Public Interest Not Served by Closed Tendering in Waterloo Region
A recent Cardus study is highly critical of tendering policies at the Region of Waterloo.
The report, titled No Longer the Best: The Effects of Restrictive Tendering on the Region of Waterloo, was released by the Hamilton, Ont.-based public policy think tank.
Cardus researchers examined regional construction contracts between 2009 and 2017, with total values of more than $350 million.
In 2014, the regional government decided to restrict construction bids to firms affiliated with the Carpenters' Union. This had several negative effects, the report concluded.

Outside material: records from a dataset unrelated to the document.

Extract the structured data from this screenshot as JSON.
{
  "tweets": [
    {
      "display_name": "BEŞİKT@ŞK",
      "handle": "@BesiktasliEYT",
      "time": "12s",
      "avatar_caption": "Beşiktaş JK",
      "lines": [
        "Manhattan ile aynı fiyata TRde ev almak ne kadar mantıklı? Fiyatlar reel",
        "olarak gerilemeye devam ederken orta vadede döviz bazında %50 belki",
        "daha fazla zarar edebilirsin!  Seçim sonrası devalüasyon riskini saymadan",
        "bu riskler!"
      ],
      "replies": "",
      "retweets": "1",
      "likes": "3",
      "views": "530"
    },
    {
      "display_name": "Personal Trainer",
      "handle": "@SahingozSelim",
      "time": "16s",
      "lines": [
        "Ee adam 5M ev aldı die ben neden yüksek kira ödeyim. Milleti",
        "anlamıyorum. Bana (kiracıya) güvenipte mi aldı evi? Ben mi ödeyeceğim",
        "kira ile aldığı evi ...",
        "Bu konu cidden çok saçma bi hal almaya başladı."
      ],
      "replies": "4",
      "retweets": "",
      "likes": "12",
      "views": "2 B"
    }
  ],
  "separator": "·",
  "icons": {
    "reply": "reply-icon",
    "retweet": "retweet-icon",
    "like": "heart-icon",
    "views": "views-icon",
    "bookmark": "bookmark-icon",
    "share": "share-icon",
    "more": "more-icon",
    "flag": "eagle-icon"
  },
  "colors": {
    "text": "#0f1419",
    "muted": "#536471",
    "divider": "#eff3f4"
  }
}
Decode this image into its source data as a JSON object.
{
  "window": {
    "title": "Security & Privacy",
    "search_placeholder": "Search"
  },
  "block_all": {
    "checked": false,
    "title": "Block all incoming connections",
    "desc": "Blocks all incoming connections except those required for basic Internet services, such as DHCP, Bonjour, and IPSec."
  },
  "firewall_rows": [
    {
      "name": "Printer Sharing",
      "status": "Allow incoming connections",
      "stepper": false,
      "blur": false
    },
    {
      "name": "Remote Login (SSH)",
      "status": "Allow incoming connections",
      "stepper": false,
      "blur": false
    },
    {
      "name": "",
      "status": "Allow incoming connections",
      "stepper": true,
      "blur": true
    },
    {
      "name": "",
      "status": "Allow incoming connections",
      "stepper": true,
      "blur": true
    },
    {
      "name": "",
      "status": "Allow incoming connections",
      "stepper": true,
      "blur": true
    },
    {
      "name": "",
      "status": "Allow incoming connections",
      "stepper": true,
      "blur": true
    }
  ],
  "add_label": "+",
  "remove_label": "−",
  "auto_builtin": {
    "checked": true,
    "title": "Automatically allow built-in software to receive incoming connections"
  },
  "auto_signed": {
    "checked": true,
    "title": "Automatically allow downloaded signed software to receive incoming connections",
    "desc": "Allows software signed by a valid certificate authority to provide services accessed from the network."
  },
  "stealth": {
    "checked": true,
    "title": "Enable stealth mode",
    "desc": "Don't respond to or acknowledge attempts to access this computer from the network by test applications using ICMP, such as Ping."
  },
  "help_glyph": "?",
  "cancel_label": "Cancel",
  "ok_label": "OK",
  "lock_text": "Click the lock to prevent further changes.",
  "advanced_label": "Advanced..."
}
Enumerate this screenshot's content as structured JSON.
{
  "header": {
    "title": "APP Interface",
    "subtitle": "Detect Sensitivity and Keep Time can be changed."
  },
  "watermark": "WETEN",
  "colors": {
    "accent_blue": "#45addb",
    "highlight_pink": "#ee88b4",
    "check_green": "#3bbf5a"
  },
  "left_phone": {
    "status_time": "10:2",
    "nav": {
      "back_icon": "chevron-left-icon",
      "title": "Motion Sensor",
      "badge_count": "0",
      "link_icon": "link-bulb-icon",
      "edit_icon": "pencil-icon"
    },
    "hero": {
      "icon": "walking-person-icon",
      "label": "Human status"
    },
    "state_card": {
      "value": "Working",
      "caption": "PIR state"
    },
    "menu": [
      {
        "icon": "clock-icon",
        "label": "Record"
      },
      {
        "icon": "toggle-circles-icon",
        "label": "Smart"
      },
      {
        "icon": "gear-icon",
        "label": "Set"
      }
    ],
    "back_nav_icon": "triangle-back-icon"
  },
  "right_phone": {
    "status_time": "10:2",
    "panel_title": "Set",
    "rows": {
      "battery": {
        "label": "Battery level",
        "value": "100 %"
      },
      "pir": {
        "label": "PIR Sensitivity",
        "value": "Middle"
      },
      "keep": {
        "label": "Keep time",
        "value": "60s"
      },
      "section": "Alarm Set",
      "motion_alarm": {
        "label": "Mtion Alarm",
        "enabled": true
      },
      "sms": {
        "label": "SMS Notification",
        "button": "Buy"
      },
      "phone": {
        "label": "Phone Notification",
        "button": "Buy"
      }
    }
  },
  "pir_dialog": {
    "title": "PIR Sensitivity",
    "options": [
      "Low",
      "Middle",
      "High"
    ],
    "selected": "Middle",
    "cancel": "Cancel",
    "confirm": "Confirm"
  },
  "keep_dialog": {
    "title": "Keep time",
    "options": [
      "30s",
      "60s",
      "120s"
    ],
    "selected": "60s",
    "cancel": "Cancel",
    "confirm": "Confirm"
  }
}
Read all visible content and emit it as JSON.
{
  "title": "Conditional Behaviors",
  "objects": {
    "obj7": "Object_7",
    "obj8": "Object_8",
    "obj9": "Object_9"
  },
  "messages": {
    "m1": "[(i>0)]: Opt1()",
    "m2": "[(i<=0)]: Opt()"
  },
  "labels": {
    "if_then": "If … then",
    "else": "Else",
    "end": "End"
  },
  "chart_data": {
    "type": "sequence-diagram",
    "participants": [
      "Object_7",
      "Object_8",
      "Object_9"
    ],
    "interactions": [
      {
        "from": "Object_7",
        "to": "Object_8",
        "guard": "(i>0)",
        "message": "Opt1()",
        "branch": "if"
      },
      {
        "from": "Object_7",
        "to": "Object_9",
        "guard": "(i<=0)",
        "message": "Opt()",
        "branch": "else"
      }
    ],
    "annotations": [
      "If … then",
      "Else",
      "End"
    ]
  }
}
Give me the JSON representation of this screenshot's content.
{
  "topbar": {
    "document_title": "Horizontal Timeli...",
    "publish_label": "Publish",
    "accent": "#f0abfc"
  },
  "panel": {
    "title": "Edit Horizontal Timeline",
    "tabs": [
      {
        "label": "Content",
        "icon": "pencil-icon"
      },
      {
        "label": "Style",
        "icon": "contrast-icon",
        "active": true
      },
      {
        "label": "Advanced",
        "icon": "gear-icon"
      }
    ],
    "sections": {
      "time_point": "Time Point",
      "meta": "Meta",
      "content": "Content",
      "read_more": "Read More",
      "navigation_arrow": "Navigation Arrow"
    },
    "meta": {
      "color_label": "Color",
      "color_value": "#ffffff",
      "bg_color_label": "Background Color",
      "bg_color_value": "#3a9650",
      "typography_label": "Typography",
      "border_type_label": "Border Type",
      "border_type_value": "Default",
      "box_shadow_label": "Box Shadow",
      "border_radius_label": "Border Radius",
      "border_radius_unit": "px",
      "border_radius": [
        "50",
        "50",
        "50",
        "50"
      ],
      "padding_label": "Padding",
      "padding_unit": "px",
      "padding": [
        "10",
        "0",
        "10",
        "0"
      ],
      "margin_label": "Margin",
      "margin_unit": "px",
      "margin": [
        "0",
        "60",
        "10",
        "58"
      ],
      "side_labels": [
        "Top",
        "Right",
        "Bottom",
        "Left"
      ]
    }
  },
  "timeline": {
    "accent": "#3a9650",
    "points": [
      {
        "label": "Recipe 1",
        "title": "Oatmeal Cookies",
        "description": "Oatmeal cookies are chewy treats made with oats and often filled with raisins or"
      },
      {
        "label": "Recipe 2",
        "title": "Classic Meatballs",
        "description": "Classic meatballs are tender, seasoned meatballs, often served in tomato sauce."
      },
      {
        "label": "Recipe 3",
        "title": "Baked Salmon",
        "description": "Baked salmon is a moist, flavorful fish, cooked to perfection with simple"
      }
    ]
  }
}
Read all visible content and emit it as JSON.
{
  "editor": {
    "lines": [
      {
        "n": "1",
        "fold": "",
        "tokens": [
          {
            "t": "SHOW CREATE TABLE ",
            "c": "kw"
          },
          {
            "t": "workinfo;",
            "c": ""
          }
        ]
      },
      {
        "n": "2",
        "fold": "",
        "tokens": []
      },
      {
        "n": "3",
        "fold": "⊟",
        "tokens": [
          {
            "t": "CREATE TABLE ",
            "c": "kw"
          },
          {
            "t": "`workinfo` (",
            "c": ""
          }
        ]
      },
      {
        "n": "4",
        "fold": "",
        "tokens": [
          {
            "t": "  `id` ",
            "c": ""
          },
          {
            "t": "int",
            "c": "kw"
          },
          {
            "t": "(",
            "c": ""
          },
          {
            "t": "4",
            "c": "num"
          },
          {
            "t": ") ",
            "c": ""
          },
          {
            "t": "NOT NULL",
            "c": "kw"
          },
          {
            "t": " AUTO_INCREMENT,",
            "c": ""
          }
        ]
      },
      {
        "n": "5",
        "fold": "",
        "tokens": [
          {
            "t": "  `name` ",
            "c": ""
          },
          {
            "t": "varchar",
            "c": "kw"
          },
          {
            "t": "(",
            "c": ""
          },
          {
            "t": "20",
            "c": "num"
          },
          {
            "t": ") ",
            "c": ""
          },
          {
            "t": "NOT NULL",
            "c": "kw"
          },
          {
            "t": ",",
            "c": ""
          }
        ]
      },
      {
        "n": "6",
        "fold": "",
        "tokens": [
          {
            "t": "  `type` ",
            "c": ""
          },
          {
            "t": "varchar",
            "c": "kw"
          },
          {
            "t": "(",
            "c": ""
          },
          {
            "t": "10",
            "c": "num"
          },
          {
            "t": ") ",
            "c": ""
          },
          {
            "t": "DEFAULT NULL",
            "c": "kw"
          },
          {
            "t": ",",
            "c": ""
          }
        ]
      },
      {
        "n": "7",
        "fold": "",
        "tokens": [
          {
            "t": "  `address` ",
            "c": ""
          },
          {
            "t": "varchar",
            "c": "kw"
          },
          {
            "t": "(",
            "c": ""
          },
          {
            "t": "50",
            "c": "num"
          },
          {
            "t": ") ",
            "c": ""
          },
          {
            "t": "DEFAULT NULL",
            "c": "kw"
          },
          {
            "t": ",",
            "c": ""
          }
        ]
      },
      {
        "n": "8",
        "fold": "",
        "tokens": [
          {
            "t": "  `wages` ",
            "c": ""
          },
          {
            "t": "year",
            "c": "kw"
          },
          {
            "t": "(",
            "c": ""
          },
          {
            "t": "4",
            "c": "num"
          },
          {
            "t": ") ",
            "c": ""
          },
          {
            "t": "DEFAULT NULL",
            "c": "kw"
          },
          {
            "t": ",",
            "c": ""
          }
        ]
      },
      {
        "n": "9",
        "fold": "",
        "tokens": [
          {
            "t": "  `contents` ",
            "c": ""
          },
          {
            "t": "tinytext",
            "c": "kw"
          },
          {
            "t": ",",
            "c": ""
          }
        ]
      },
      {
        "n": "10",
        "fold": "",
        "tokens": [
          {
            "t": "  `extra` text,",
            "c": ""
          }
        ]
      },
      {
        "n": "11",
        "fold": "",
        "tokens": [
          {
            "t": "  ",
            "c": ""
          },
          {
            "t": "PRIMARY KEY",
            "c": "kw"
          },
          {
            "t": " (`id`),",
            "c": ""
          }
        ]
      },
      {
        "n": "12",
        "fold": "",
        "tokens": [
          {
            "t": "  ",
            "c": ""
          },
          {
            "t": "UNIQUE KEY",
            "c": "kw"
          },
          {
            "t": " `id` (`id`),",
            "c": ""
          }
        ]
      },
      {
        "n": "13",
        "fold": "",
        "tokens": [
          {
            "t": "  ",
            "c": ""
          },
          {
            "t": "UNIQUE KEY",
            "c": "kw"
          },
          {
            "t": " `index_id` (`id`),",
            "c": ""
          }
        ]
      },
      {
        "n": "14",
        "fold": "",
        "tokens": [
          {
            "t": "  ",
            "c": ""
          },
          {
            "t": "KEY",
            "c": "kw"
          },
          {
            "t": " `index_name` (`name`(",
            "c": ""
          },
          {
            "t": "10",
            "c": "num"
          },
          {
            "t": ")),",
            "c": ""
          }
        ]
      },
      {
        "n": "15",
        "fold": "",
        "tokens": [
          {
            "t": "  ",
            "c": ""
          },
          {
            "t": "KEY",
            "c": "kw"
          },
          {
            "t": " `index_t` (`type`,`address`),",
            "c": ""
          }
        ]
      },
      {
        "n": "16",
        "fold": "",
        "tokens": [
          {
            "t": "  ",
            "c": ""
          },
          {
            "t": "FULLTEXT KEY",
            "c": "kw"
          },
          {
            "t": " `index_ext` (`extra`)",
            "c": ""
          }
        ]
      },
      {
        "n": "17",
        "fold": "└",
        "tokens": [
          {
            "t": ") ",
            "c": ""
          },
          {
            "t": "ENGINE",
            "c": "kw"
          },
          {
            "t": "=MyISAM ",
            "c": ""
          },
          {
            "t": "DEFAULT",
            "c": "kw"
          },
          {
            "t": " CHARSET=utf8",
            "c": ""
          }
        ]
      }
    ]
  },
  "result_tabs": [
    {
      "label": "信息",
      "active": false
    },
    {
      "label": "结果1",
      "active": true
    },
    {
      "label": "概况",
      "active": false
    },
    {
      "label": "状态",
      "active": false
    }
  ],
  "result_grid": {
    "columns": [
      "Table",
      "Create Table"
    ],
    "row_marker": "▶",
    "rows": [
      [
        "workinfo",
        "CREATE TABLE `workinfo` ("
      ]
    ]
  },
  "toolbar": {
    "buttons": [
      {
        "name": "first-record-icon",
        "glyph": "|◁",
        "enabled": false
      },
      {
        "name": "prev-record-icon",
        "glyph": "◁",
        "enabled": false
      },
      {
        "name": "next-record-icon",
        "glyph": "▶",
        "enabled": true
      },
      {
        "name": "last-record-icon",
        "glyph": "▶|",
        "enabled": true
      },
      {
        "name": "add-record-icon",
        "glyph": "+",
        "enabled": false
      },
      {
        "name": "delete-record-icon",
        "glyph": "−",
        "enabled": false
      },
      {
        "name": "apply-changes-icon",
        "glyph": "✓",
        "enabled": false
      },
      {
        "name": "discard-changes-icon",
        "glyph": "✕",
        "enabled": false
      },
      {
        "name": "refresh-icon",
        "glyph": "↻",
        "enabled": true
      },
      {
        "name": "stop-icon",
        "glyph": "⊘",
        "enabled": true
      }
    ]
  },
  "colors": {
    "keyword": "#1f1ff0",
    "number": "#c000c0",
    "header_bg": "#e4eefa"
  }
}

“What has effectively occurred in the Region of Waterloo is a movement from a highly competitive environment with very narrow gaps between the winning bid and the second-place bid to a place where not only those gaps are wider, but they are being filled by firms that did not win in the competitive environment,” the report states.
The average number of bids also decreased by more than 50 percent after closed tendering was introduced.
Closed tendering creates a “coercive oligopoly” for a small number of firms that are able to increase profits at taxpayer expense. “There is no compelling public-interest case for closed tendering,” the report concludes.
Region of Waterloo officials plan to respond to the study once they have a chance to examine it, CBC Kitchener-Waterloo reports.
The full study is available on the Cardus website.